The flyer featured side-by-side mugshots of Matthew Swaye, 35, and his partner Christina Gonzalez, 25, and warned officers to be on guard against them. It was spotted by multiple people, including the couple, when it was taped to a podium outside a public hearing room in the 30th Precinct house last Thursday, where residents met for precinct council meeting.

“Be aware that above subjects are known professional agitators,” read the flyer, which bears the NYPD shield and a seal of the NYPD’s Intelligence Division. It also gave the home address of the couple.

“Above subjects MO is that they video tape officers performing routine stops and post on YouTube,” the sign said. “Subjects purpose is to portray officers in a negative way and too deter officers from conducting there [sic] responsibilities.”
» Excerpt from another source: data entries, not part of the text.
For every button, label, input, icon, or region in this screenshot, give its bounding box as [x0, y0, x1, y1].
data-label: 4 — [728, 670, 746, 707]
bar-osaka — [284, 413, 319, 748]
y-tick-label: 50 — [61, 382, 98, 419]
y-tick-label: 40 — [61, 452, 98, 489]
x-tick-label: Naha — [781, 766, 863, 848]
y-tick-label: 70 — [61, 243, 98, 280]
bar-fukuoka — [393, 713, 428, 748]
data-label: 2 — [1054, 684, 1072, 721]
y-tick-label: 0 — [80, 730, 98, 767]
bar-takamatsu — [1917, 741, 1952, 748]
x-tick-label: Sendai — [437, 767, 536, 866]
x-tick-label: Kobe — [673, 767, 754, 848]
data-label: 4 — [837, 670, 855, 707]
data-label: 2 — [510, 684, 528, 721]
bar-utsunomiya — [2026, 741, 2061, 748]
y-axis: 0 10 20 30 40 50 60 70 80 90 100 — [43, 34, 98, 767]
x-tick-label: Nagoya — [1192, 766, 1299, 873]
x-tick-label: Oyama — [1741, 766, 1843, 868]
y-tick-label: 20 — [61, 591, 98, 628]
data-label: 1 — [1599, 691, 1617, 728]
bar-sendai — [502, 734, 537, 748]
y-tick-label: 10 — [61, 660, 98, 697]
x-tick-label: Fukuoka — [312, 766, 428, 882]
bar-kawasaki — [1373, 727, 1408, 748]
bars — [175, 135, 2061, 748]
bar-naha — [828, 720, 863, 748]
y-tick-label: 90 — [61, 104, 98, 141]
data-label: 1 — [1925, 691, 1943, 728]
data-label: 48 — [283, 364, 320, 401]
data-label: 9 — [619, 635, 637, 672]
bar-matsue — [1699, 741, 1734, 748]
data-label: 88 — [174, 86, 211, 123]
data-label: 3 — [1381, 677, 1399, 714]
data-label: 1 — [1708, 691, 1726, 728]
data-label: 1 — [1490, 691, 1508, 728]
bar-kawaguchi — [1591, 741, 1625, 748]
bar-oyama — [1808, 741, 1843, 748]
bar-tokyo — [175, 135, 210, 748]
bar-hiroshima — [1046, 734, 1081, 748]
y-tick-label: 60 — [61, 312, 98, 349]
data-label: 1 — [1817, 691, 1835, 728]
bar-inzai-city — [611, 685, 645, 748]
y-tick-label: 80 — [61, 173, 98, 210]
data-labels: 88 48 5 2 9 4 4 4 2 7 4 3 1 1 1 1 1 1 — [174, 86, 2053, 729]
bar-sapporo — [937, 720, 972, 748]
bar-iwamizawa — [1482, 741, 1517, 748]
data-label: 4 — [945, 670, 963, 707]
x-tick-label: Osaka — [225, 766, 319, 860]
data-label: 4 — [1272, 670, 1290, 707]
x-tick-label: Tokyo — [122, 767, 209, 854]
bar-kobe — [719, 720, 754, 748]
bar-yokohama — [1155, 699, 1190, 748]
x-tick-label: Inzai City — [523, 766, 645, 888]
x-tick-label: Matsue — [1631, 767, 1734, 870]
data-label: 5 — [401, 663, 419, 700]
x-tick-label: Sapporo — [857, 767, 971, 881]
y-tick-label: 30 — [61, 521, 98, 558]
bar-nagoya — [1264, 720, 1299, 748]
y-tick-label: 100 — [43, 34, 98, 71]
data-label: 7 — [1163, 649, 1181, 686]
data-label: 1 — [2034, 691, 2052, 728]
The flyer also listed the name and cellphone number of a Sgt. Nicholson in the 30th Precinct, and implored cops to “not feed into above subjects propaganda.”

The couple took a video of the poster; you can see it here.

I think Jacob Sullum is right in his post about this incident when he writes that the poster can be taken in two ways: the style and publication of the couples’ home address suggests intimidation, while some of the language suggests a warning to police to leave them alone rather than approach them in a manner that will look bad on video. But whatever the intended message, the unintended message about law enforcement’s entitled attitudes is clear.

First, in the face of steadily advancing legal norms protecting citizens’ rights to record cops in the course of their duties, cops continue to do everything they can to portray such recording as dangerous, intrusive, inappropriate, and a signifier of bad citizenship.

Second, cops view concern about constitutional rights as a signifier of bad intent and suspect behavior. Only an agitator would want to document, and challenge, the widespread temporary detention of young men of color in New York City.

Swaye and Gonzalez seem proud to be “agitators.” Clearly our gracious host is proud. I’m proud.